Ms McVey said: “There is currently huge inequality between the taxation of businesses online and those of bricks and mortar. Can I thank the Chancellor for the support he has given through business rate relief to the high street during the pandemic, but can I ask, as I know the Chancellor believes in low taxes, when will business rates be modernised, so we can get an even playing field for online offline and high street businesses?”
Ms McVey wants a fairer system where online retailers, with often much smaller property costs, pay their fair share of business rates.
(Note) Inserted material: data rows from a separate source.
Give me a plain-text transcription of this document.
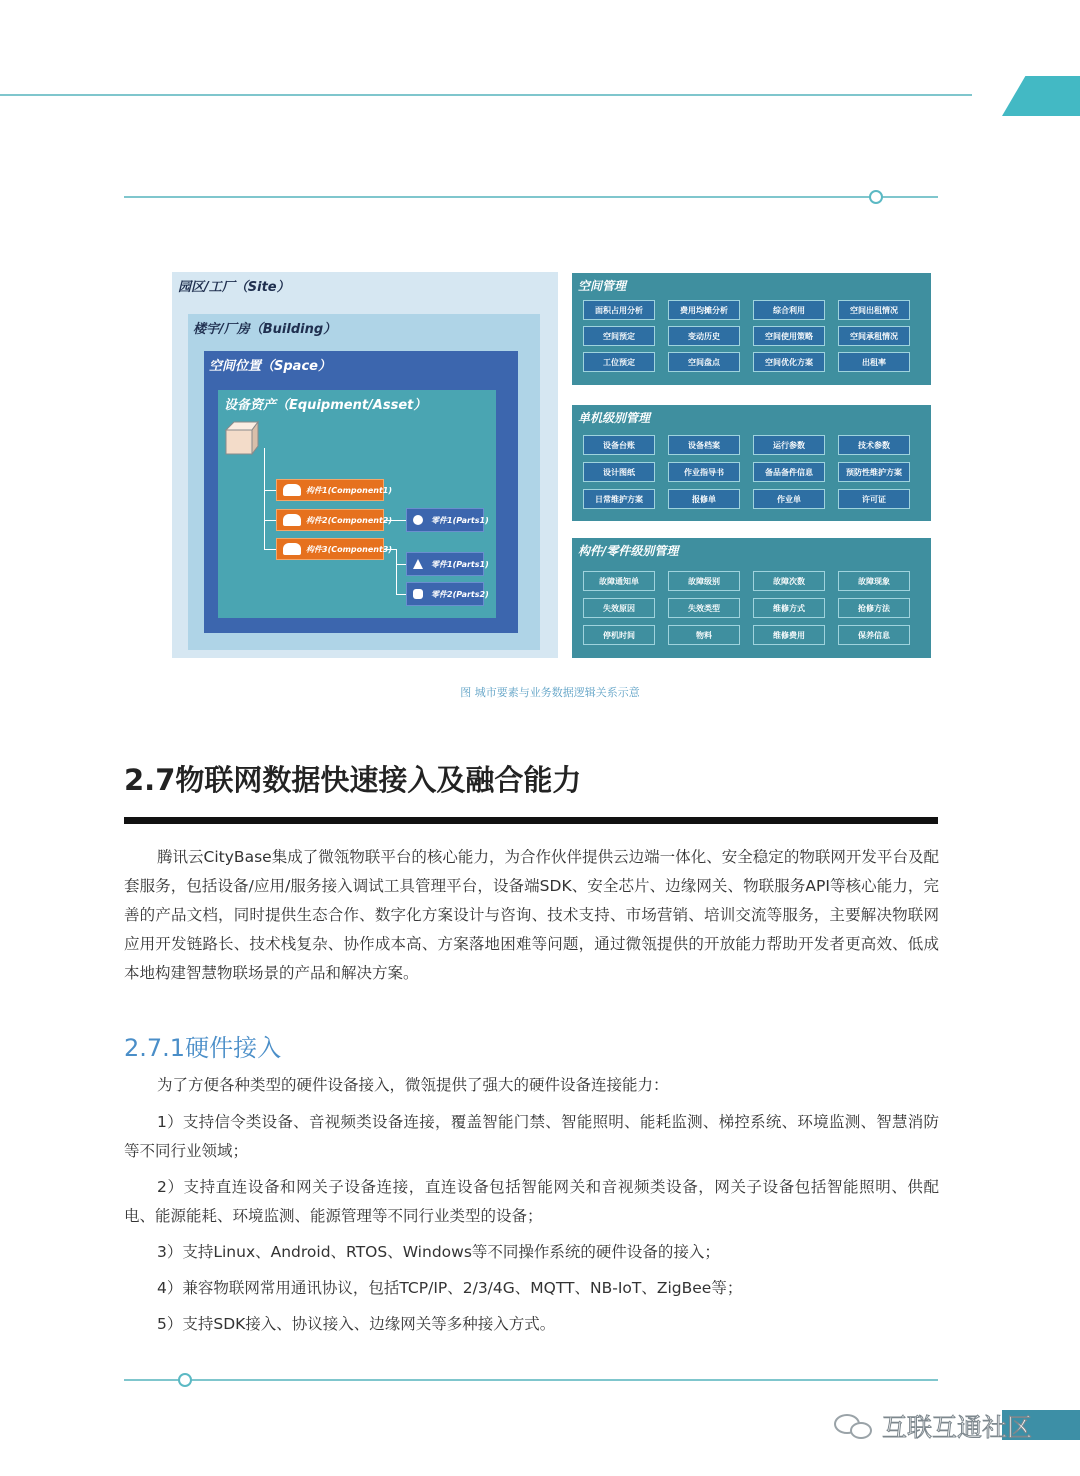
园区/工厂（Site）
楼宇/厂房（Building）
空间位置（Space）
设备资产（Equipment/Asset）
构件1(Component1)
构件2(Component2)
构件3(Component3)
零件1(Parts1)
零件1(Parts1)
零件2(Parts2)
空间管理
面积占用分析	费用均摊分析	综合利用	空间出租情况
空间预定	变动历史	空间使用策略	空间承租情况
工位预定	空间盘点	空间优化方案	出租率
单机级别管理
设备台账	设备档案	运行参数	技术参数
设计图纸	作业指导书	备品备件信息	预防性维护方案
日常维护方案	报修单	作业单	许可证
构件/零件级别管理
故障通知单	故障级别	故障次数	故障现象
失效原因	失效类型	维修方式	抢修方法
停机时间	物料	维修费用	保养信息
图 城市要素与业务数据逻辑关系示意
2.7物联网数据快速接入及融合能力

腾讯云CityBase集成了微瓴物联平台的核心能力，为合作伙伴提供云边端一体化、安全稳定的物联网开发平台及配套服务，包括设备/应用/服务接入调试工具管理平台，设备端SDK、安全芯片、边缘网关、物联服务API等核心能力，完善的产品文档，同时提供生态合作、数字化方案设计与咨询、技术支持、市场营销、培训交流等服务，主要解决物联网应用开发链路长、技术栈复杂、协作成本高、方案落地困难等问题，通过微瓴提供的开放能力帮助开发者更高效、低成本地构建智慧物联场景的产品和解决方案。

2.7.1硬件接入

为了方便各种类型的硬件设备接入，微瓴提供了强大的硬件设备连接能力：

1）支持信令类设备、音视频类设备连接，覆盖智能门禁、智能照明、能耗监测、梯控系统、环境监测、智慧消防等不同行业领域；

2）支持直连设备和网关子设备连接，直连设备包括智能网关和音视频类设备，网关子设备包括智能照明、供配电、能源能耗、环境监测、能源管理等不同行业类型的设备；

3）支持Linux、Android、RTOS、Windows等不同操作系统的硬件设备的接入；

4）兼容物联网常用通讯协议，包括TCP/IP、2/3/4G、MQTT、NB-IoT、ZigBee等；

5）支持SDK接入、协议接入、边缘网关等多种接入方式。

互联互通社区
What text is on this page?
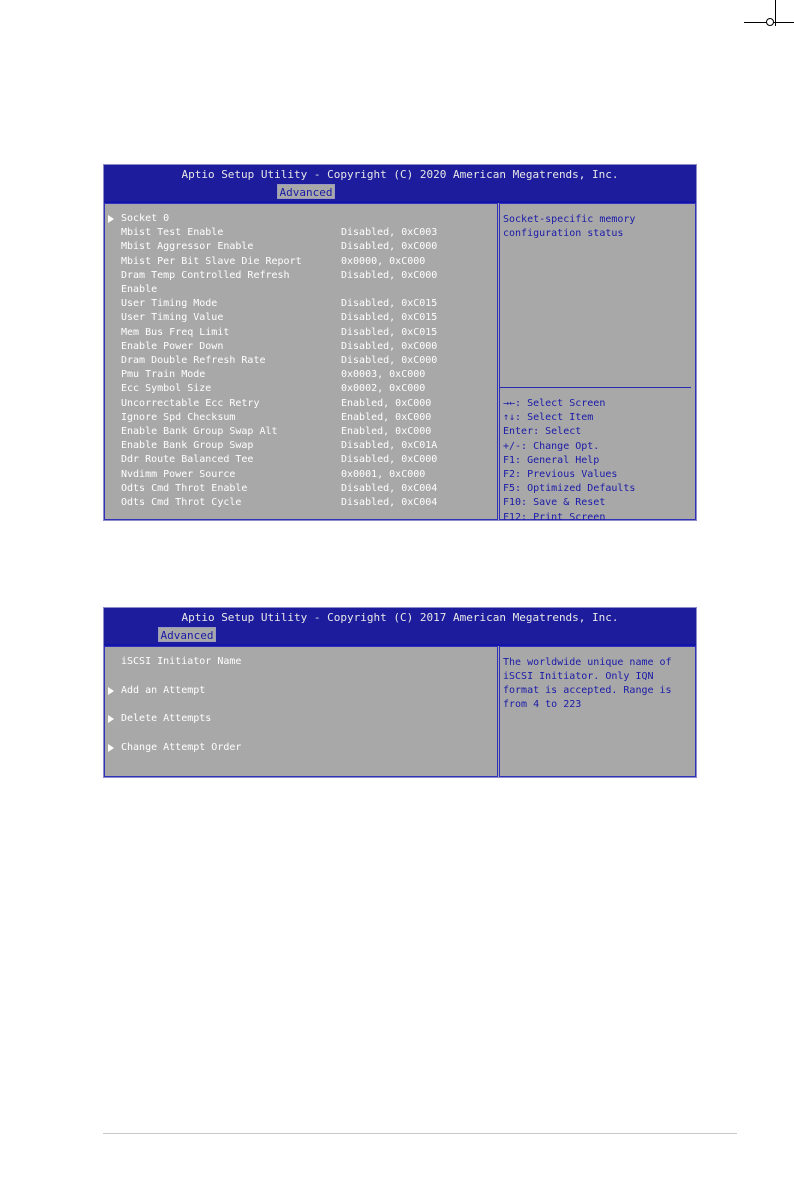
Aptio Setup Utility - Copyright (C) 2020 American Megatrends, Inc.
Advanced
Socket 0
Mbist Test Enable	Disabled, 0xC003
Mbist Aggressor Enable	Disabled, 0xC000
Mbist Per Bit Slave Die Report	0x0000, 0xC000
Dram Temp Controlled Refresh	Disabled, 0xC000
Enable
User Timing Mode	Disabled, 0xC015
User Timing Value	Disabled, 0xC015
Mem Bus Freq Limit	Disabled, 0xC015
Enable Power Down	Disabled, 0xC000
Dram Double Refresh Rate	Disabled, 0xC000
Pmu Train Mode	0x0003, 0xC000
Ecc Symbol Size	0x0002, 0xC000
Uncorrectable Ecc Retry	Enabled, 0xC000
Ignore Spd Checksum	Enabled, 0xC000
Enable Bank Group Swap Alt	Enabled, 0xC000
Enable Bank Group Swap	Disabled, 0xC01A
Ddr Route Balanced Tee	Disabled, 0xC000
Nvdimm Power Source	0x0001, 0xC000
Odts Cmd Throt Enable	Disabled, 0xC004
Odts Cmd Throt Cycle	Disabled, 0xC004
Socket-specific memory
configuration status
→←: Select Screen
↑↓: Select Item
Enter: Select
+/-: Change Opt.
F1: General Help
F2: Previous Values
F5: Optimized Defaults
F10: Save & Reset
F12: Print Screen
Aptio Setup Utility - Copyright (C) 2017 American Megatrends, Inc.
Advanced
iSCSI Initiator Name
Add an Attempt
Delete Attempts
Change Attempt Order
The worldwide unique name of
iSCSI Initiator. Only IQN
format is accepted. Range is
from 4 to 223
The change would also mean more support for those with a High Street presence so that their rates bill better reflects their turnover, rather than a specific rateable value because they are on the High Street
Mr Sunak said: “She (Esther) has rightly campaigned on this issue and raises an excellent point. On the point of online and offline, she will know we have helped with an international tax treaty to tax large multinational digital companies and we continue to consult on the pros and cons of an online sales tax.”
Mr Sunak also said next year 90 per cent of hospitality and leisure business will see at least a 50 per cent cut in business rates as announced in last month’s Budget.
Business rates are calculated by rental value of the property meaning bricks and mortar businesses in prime locations like the high street often have astronomically higher rent than online businesses who can manage stock from hold warehouses out of town or in the cheapest locations they can find. Revaluations take place every five years.